Oğlunun bezgin bakışları arsında oturduğu yerden masasına uzanan Marcos laptopu sehpanın üzerine koydu ve Aydan'ın resimlerini bularak laptopu oğluna çevirdi.
"Kız daha önce görmediğin bir güzelliğe sahip."diyerek oğluna göz kırptı ve devam etti. "Bu kız emin ol bir kaç yıl koca rolü yapmana değer. Sonuçta kaybedecek birşeyin olmayacak aksine istediğin Porsche kabul ettiğin an kapında."
"Of babalık beni zayıf noktamdan vuruyorsun."
"Hadi inat etme kabul et."
Alex Porsche sözü üzerine babasının çevirdiği laptopu eline alıp Aydan'ı incelemeye başladı. Kız hakikatten farklı bir güzelliğe sahipti. Beyaz teni, yeşil gözleri, kırmızı ruj sürdüğü dolgun dudakları, uzun kirpikleri gibi siyah saçlarıyla çok göz alıcı duruyordu. Alex belki sadece bu resimde bu kadar güzel çıktığını düşünüp diğer resimlere baktı. Ama her haliyle muhteşem güzeldi bu kız.
Düşünceler arasında "Kaç yaşında." Diye sordu.
"21"
"Küçük değil mi? Babası nasıl izin veriyor evlenmesine."
"Sen karışma o mevzuya.
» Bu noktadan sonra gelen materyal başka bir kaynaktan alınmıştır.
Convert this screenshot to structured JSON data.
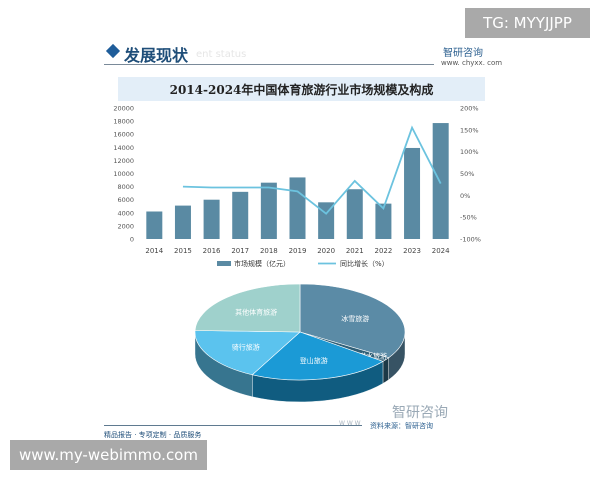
{
  "badges": {
    "tg": "TG: MYYJJPP",
    "site": "www.my-webimmo.com"
  },
  "header": {
    "section": "发展现状",
    "section_en": "ent status",
    "brand": "智研咨询",
    "brand_url": "www. chyxx. com"
  },
  "footer": {
    "slogan": "精品报告 · 专项定制 · 品质服务",
    "source": "资料来源：智研咨询",
    "logo": "智研咨询",
    "www": "W W W"
  },
  "colors": {
    "bar": "#5a8aa3",
    "line": "#6cc3df"
  },
  "chart_data": [
    {
      "type": "bar",
      "title": "2014-2024年中国体育旅游行业市场规模及构成",
      "categories": [
        "2014",
        "2015",
        "2016",
        "2017",
        "2018",
        "2019",
        "2020",
        "2021",
        "2022",
        "2023",
        "2024"
      ],
      "series": [
        {
          "name": "市场规模（亿元）",
          "type": "bar",
          "axis": "left",
          "values": [
            4200,
            5100,
            6000,
            7200,
            8600,
            9400,
            5600,
            7600,
            5400,
            13900,
            17700
          ]
        },
        {
          "name": "同比增长（%）",
          "type": "line",
          "axis": "right",
          "values": [
            null,
            20,
            18,
            18,
            18,
            9,
            -42,
            33,
            -30,
            155,
            27
          ]
        }
      ],
      "ylim": [
        0,
        20000
      ],
      "yticks": [
        "0",
        "2000",
        "4000",
        "6000",
        "8000",
        "10000",
        "12000",
        "14000",
        "16000",
        "18000",
        "20000"
      ],
      "y2lim": [
        -100,
        200
      ],
      "y2ticks": [
        "-100%",
        "-50%",
        "0%",
        "50%",
        "100%",
        "150%",
        "200%"
      ],
      "legend": "bottom"
    },
    {
      "type": "pie",
      "labels": [
        "冰雪旅游",
        "潜水旅游",
        "登山旅游",
        "骑行旅游",
        "其他体育旅游"
      ],
      "values": [
        34,
        1.5,
        22,
        18,
        24.5
      ],
      "colors": [
        "#5b8ba6",
        "#2f5f77",
        "#1b9ad6",
        "#5bc3ee",
        "#9fd1cc"
      ]
    }
  ]
}
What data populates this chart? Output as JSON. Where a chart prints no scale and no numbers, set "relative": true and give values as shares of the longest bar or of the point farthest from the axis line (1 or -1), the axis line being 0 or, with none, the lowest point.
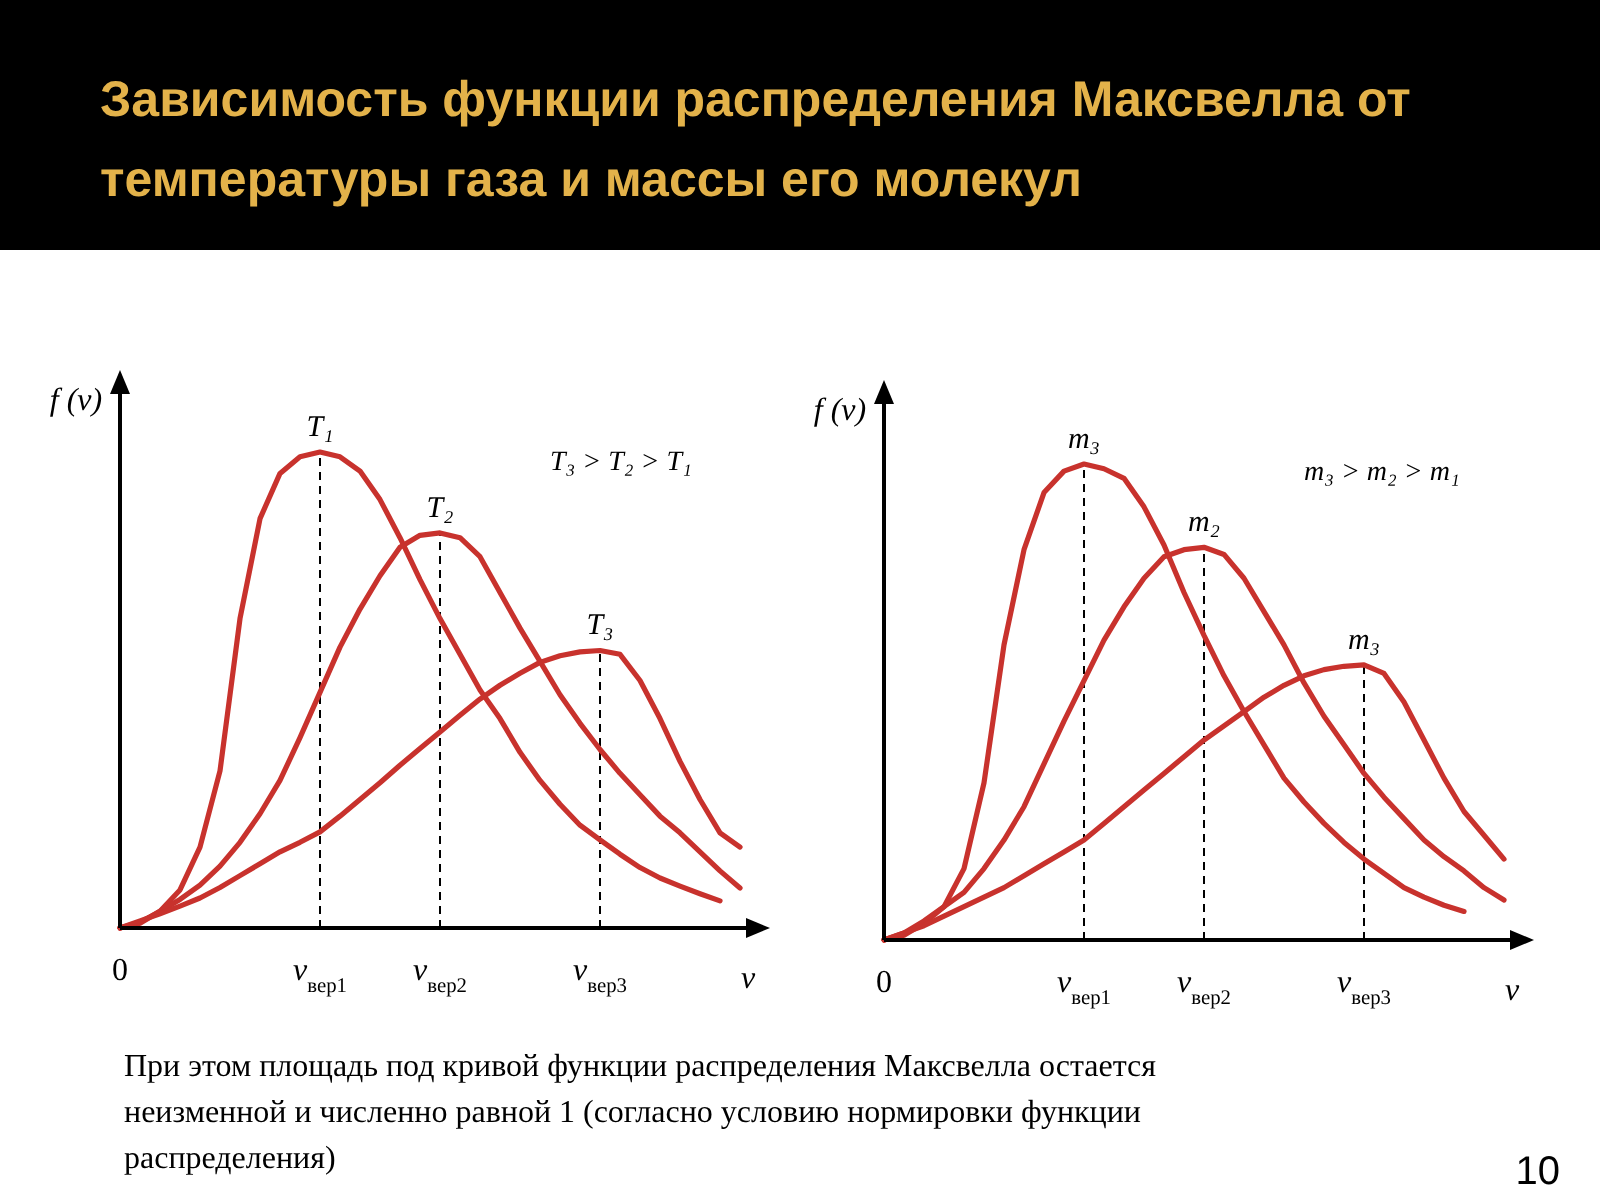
{
  "chart_data": [
    {
      "type": "line",
      "title": "Зависимость функции распределения Максвелла от температуры газа и массы его молекул",
      "relative": true,
      "ylabel": "f (v)",
      "xlabel": "v",
      "marker": "none",
      "line_style": "solid",
      "categories": [
        "0",
        null,
        null,
        null,
        null,
        null,
        null,
        null,
        null,
        null,
        "v$_{вер1}$",
        null,
        null,
        null,
        null,
        null,
        "v$_{вер2}$",
        null,
        null,
        null,
        null,
        null,
        null,
        null,
        "v$_{вер3}$",
        null,
        null,
        null,
        null,
        null,
        null,
        null
      ],
      "series": [
        {
          "name": "T₁",
          "color": "#c8322d",
          "values": [
            0,
            0.01,
            0.035,
            0.08,
            0.17,
            0.33,
            0.65,
            0.86,
            0.955,
            0.99,
            1.0,
            0.99,
            0.96,
            0.9,
            0.82,
            0.732,
            0.65,
            0.575,
            0.5,
            0.44,
            0.369,
            0.31,
            0.26,
            0.216,
            0.185,
            0.155,
            0.127,
            0.105,
            0.088,
            0.072,
            0.057,
            null
          ]
        },
        {
          "name": "T₂",
          "color": "#c8322d",
          "values": [
            0,
            0.012,
            0.035,
            0.06,
            0.09,
            0.13,
            0.18,
            0.24,
            0.31,
            0.4,
            0.495,
            0.59,
            0.67,
            0.74,
            0.8,
            0.825,
            0.83,
            0.82,
            0.78,
            0.705,
            0.63,
            0.56,
            0.49,
            0.43,
            0.375,
            0.325,
            0.28,
            0.235,
            0.2,
            0.16,
            0.12,
            0.084
          ]
        },
        {
          "name": "T₃",
          "color": "#c8322d",
          "values": [
            0,
            0.015,
            0.03,
            0.046,
            0.063,
            0.085,
            0.11,
            0.135,
            0.16,
            0.18,
            0.202,
            0.235,
            0.27,
            0.305,
            0.342,
            0.377,
            0.412,
            0.447,
            0.481,
            0.51,
            0.535,
            0.558,
            0.572,
            0.58,
            0.583,
            0.575,
            0.52,
            0.44,
            0.35,
            0.27,
            0.2,
            0.17
          ]
        }
      ],
      "ref_lines": [
        {
          "axis": "x",
          "value": "v$_{вер1}$",
          "line_style": "dashed",
          "color": "#000000"
        },
        {
          "axis": "x",
          "value": "v$_{вер2}$",
          "line_style": "dashed",
          "color": "#000000"
        },
        {
          "axis": "x",
          "value": "v$_{вер3}$",
          "line_style": "dashed",
          "color": "#000000"
        }
      ],
      "annotations": [
        "T₃ > T₂ > T₁",
        "При этом площадь под кривой функции распределения Максвелла остается неизменной и численно равной  1 (согласно условию нормировки функции распределения)",
        "10"
      ]
    },
    {
      "type": "line",
      "relative": true,
      "ylabel": "f (v)",
      "xlabel": "v",
      "marker": "none",
      "line_style": "solid",
      "categories": [
        "0",
        null,
        null,
        null,
        null,
        null,
        null,
        null,
        null,
        null,
        "v$_{вер1}$",
        null,
        null,
        null,
        null,
        null,
        "v$_{вер2}$",
        null,
        null,
        null,
        null,
        null,
        null,
        null,
        "v$_{вер3}$",
        null,
        null,
        null,
        null,
        null,
        null,
        null
      ],
      "series": [
        {
          "name": "m₃",
          "color": "#c8322d",
          "values": [
            0,
            0.01,
            0.035,
            0.07,
            0.15,
            0.33,
            0.62,
            0.82,
            0.94,
            0.985,
            1.0,
            0.99,
            0.97,
            0.91,
            0.83,
            0.73,
            0.64,
            0.555,
            0.48,
            0.41,
            0.34,
            0.29,
            0.245,
            0.205,
            0.17,
            0.14,
            0.11,
            0.09,
            0.073,
            0.06,
            null,
            null
          ]
        },
        {
          "name": "m₂",
          "color": "#c8322d",
          "values": [
            0,
            0.015,
            0.04,
            0.07,
            0.1,
            0.15,
            0.21,
            0.28,
            0.37,
            0.46,
            0.545,
            0.63,
            0.7,
            0.76,
            0.805,
            0.82,
            0.825,
            0.81,
            0.76,
            0.69,
            0.62,
            0.54,
            0.47,
            0.41,
            0.35,
            0.3,
            0.255,
            0.21,
            0.175,
            0.145,
            0.11,
            0.084
          ]
        },
        {
          "name": "m₃",
          "color": "#c8322d",
          "values": [
            0,
            0.015,
            0.03,
            0.05,
            0.07,
            0.09,
            0.11,
            0.135,
            0.16,
            0.185,
            0.21,
            0.245,
            0.28,
            0.315,
            0.35,
            0.385,
            0.42,
            0.45,
            0.48,
            0.51,
            0.535,
            0.555,
            0.568,
            0.575,
            0.578,
            0.56,
            0.5,
            0.42,
            0.34,
            0.27,
            0.22,
            0.17
          ]
        }
      ],
      "ref_lines": [
        {
          "axis": "x",
          "value": "v$_{вер1}$",
          "line_style": "dashed",
          "color": "#000000"
        },
        {
          "axis": "x",
          "value": "v$_{вер2}$",
          "line_style": "dashed",
          "color": "#000000"
        },
        {
          "axis": "x",
          "value": "v$_{вер3}$",
          "line_style": "dashed",
          "color": "#000000"
        }
      ],
      "annotations": [
        "m₃ > m₂ > m₁"
      ]
    }
  ]
}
Sen evet de gerisi bende."
Alex uzun zamandır istediği arabasını düşünerek "arabayı en kısa sürede kapıda istiyorum ona göre" dedi ve üzerinde kuruyan terinden arınmak için banyo yapmak istediğini söyleyerek odadan çıktı.
Soğuk suyun altında, aklında simsiyah kirpiklerin çerçevelediği yeşil gözler kalmıştı. Duşun altından çıktığında babasına , kendini bulaştırdığı bela için söyleniyordu.